Mark Teixeira, CC Sabathia, Yankees Cash in While Rest of Baseball Checks Out

Steven RoseContributor IDecember 23, 2008

For the third time this offseason, the New York Yankees have broken the bank to sign a stud free agent. This time, former Angel Mark Teixeira is reportedly getting $180 million of Steinbrenner money over eight years, bringing the Yankees' total spending binge to over $420 million in the last month.

That includes $161 million for CC Sabathia and $83.5 million for A.J. Burnett. While the Yankees will almost surely benefit from their largess, it is destroying the image and on-field product of Major League Baseball.

In a period when other Major League teams are laying off staff and whole sports leagues are shutting down for at least a year, there is something almost obscene about one franchise spending nearly $500 million on just three players.

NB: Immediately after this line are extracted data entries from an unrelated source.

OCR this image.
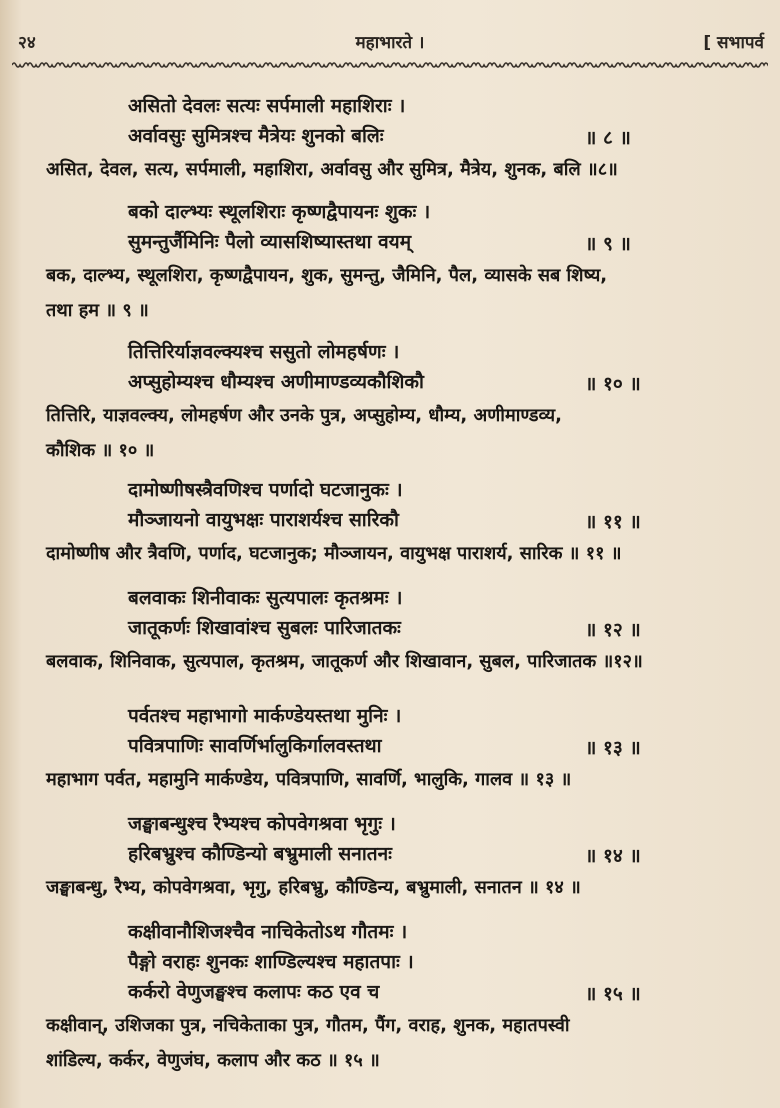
२४	महाभारते ।	[ सभापर्व
असितो देवलः सत्यः सर्पमाली महाशिराः ।
अर्वावसुः सुमित्रश्च मैत्रेयः शुनको बलिः	॥ ८ ॥
असित, देवल, सत्य, सर्पमाली, महाशिरा, अर्वावसु और सुमित्र, मैत्रेय, शुनक, बलि ॥८॥
बको दाल्भ्यः स्थूलशिराः कृष्णद्वैपायनः शुकः ।
सुमन्तुर्जैमिनिः पैलो व्यासशिष्यास्तथा वयम्	॥ ९ ॥
बक, दाल्भ्य, स्थूलशिरा, कृष्णद्वैपायन, शुक, सुमन्तु, जैमिनि, पैल, व्यासके सब शिष्य,
तथा हम ॥ ९ ॥
तित्तिरिर्याज्ञवल्क्यश्च ससुतो लोमहर्षणः ।
अप्सुहोम्यश्च धौम्यश्च अणीमाण्डव्यकौशिकौ	॥ १० ॥
तित्तिरि, याज्ञवल्क्य, लोमहर्षण और उनके पुत्र, अप्सुहोम्य, धौम्य, अणीमाण्डव्य,
कौशिक ॥ १० ॥
दामोष्णीषस्त्रैवणिश्च पर्णादो घटजानुकः ।
मौञ्जायनो वायुभक्षः पाराशर्यश्च सारिकौ	॥ ११ ॥
दामोष्णीष और त्रैवणि, पर्णाद, घटजानुक; मौञ्जायन, वायुभक्ष पाराशर्य, सारिक ॥ ११ ॥
बलवाकः शिनीवाकः सुत्यपालः कृतश्रमः ।
जातूकर्णः शिखावांश्च सुबलः पारिजातकः	॥ १२ ॥
बलवाक, शिनिवाक, सुत्यपाल, कृतश्रम, जातूकर्ण और शिखावान, सुबल, पारिजातक ॥१२॥
पर्वतश्च महाभागो मार्कण्डेयस्तथा मुनिः ।
पवित्रपाणिः सावर्णिर्भालुकिर्गालवस्तथा	॥ १३ ॥
महाभाग पर्वत, महामुनि मार्कण्डेय, पवित्रपाणि, सावर्णि, भालुकि, गालव ॥ १३ ॥
जङ्घाबन्धुश्च रैभ्यश्च कोपवेगश्रवा भृगुः ।
हरिबभ्रुश्च कौण्डिन्यो बभ्रुमाली सनातनः	॥ १४ ॥
जङ्घाबन्धु, रैभ्य, कोपवेगश्रवा, भृगु, हरिबभ्रु, कौण्डिन्य, बभ्रुमाली, सनातन ॥ १४ ॥
कक्षीवानौशिजश्चैव नाचिकेतोऽथ गौतमः ।
पैङ्गो वराहः शुनकः शाण्डिल्यश्च महातपाः ।
कर्करो वेणुजङ्घश्च कलापः कठ एव च	॥ १५ ॥
कक्षीवान्, उशिजका पुत्र, नचिकेताका पुत्र, गौतम, पैंग, वराह, शुनक, महातपस्वी
शांडिल्य, कर्कर, वेणुजंघ, कलाप और कठ ॥ १५ ॥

If the Yankees have the money—and given their need for additional funding for their new palace in the Bronx, that seems at least a little fishy—then it's certainly their right to spend the money.

However, if you're Bud Selig, you really have to be wondering how this looks to the average fan struggling to keep a job and have a decent holiday. The Yankees are charging up $2,500 per seat in their new stadium, and they are spending the equivalent of about 2,275 average American homes on three players. The business of the national pastime is getting more irrelevant to rest of the nation every minute.

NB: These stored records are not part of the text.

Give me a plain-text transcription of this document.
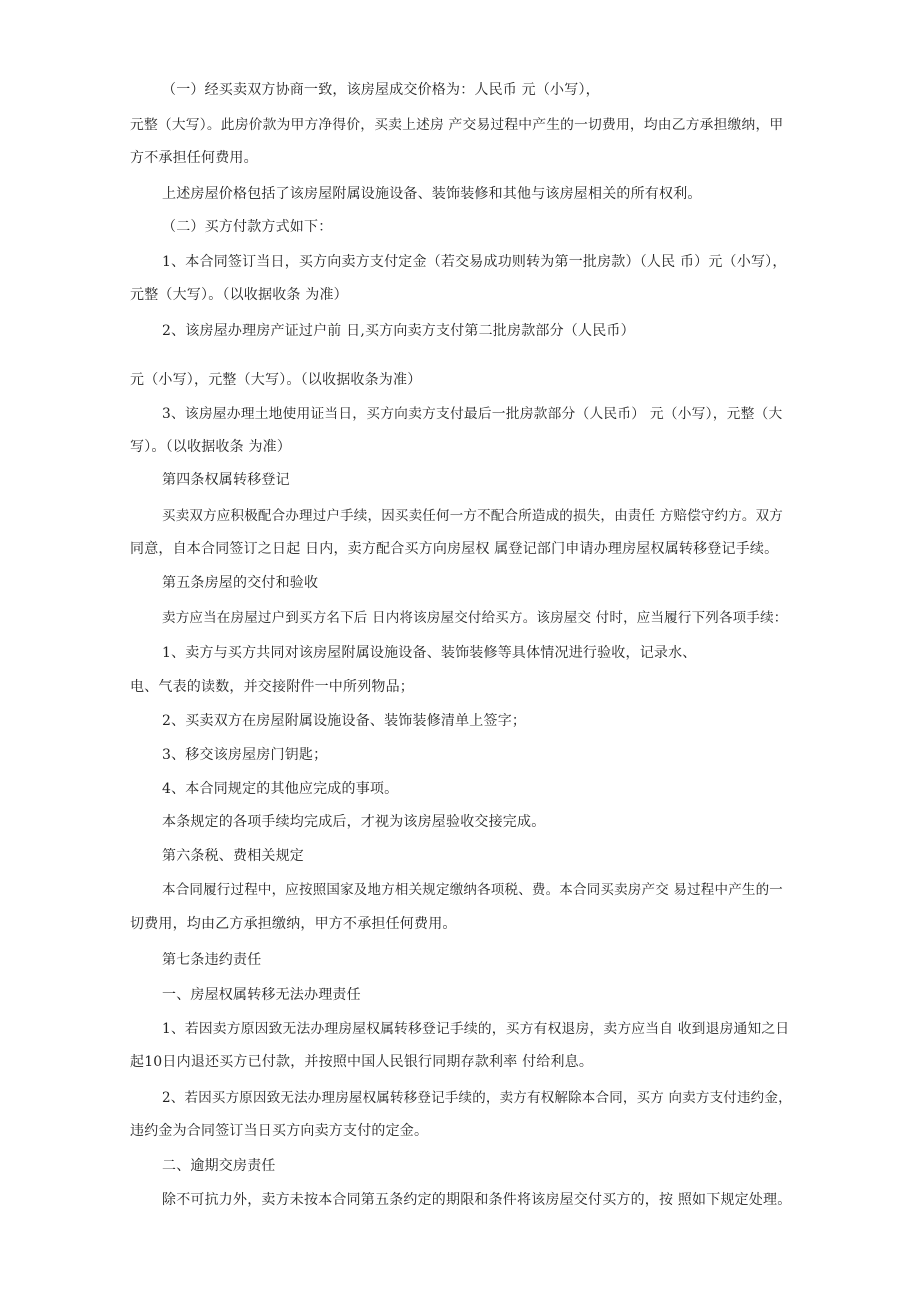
（一）经买卖双方协商一致，该房屋成交价格为：人民币 元（小写），
元整（大写）。此房价款为甲方净得价，买卖上述房 产交易过程中产生的一切费用，均由乙方承担缴纳，甲
方不承担任何费用。
上述房屋价格包括了该房屋附属设施设备、装饰装修和其他与该房屋相关的所有权利。
（二）买方付款方式如下：
1、本合同签订当日，买方向卖方支付定金（若交易成功则转为第一批房款）（人民 币）元（小写），
元整（大写）。（以收据收条 为准）
2、该房屋办理房产证过户前 日,买方向卖方支付第二批房款部分（人民币）
元（小写），元整（大写）。（以收据收条为准）
3、该房屋办理土地使用证当日，买方向卖方支付最后一批房款部分（人民币） 元（小写），元整（大
写）。（以收据收条 为准）
第四条权属转移登记
买卖双方应积极配合办理过户手续，因买卖任何一方不配合所造成的损失，由责任 方赔偿守约方。双方
同意，自本合同签订之日起 日内，卖方配合买方向房屋权 属登记部门申请办理房屋权属转移登记手续。
第五条房屋的交付和验收
卖方应当在房屋过户到买方名下后 日内将该房屋交付给买方。该房屋交 付时，应当履行下列各项手续：
1、卖方与买方共同对该房屋附属设施设备、装饰装修等具体情况进行验收，记录水、
电、气表的读数，并交接附件一中所列物品；
2、买卖双方在房屋附属设施设备、装饰装修清单上签字；
3、移交该房屋房门钥匙；
4、本合同规定的其他应完成的事项。
本条规定的各项手续均完成后，才视为该房屋验收交接完成。
第六条税、费相关规定
本合同履行过程中，应按照国家及地方相关规定缴纳各项税、费。本合同买卖房产交 易过程中产生的一
切费用，均由乙方承担缴纳，甲方不承担任何费用。
第七条违约责任
一、房屋权属转移无法办理责任
1、若因卖方原因致无法办理房屋权属转移登记手续的，买方有权退房，卖方应当自 收到退房通知之日
起10日内退还买方已付款，并按照中国人民银行同期存款利率 付给利息。
2、若因买方原因致无法办理房屋权属转移登记手续的，卖方有权解除本合同，买方 向卖方支付违约金，
违约金为合同签订当日买方向卖方支付的定金。
二、逾期交房责任
除不可抗力外，卖方未按本合同第五条约定的期限和条件将该房屋交付买方的，按 照如下规定处理。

Beyond the image problem, there are real negative on-field and business implications to this spending orgy. Having such a concentration of stars on one team makes a lot of other teams a lot less attractive to the average fan.

For example, if you live in Los Angeles, the Dodgers-Brewers game that may have been attractive with Sabathia pitching now goes back to being a game you can skip. The same could be said about the Dodgers-Nationals game if Mark Teixeira ended up in D.C. Offering fewer games worth watching is not the way to sell seats and hot dogs when people are trying to decide how to spend increasingly limited entertainment dollars.

For the Yankee fan who is celebrating today, what does it really mean if the team does end up winning the World Series? It really isn't much of an achievement or challenge to win by simply outspending everyone else.

With so many key players acquired simply by plunking down the most cash or by relieving other teams of their high-priced albatrosses, you're essentially rooting for a bunch of CEOs in a different type of pinstriped suit. The best analogy is that of the Olympic basketball "Dream Teams": If they win, no one cares since they are supposed to win. If they lose, they are failures and the whole season was a waste of time.

The best sports stories of 2008 were the ones featuring teams that—through shrewd drafting, trades, and free-agent signings—built themselves into winners. The Giants, who are the anti-Yankees in New York, the Celtics, the Penguins, the Rays, the Falcons and the Dolphins became compelling stories because of smarts and hard work rather than simply cold, hard cash.

It would be nice, and it would be better for baseball, if the Yankees ever actually followed that path.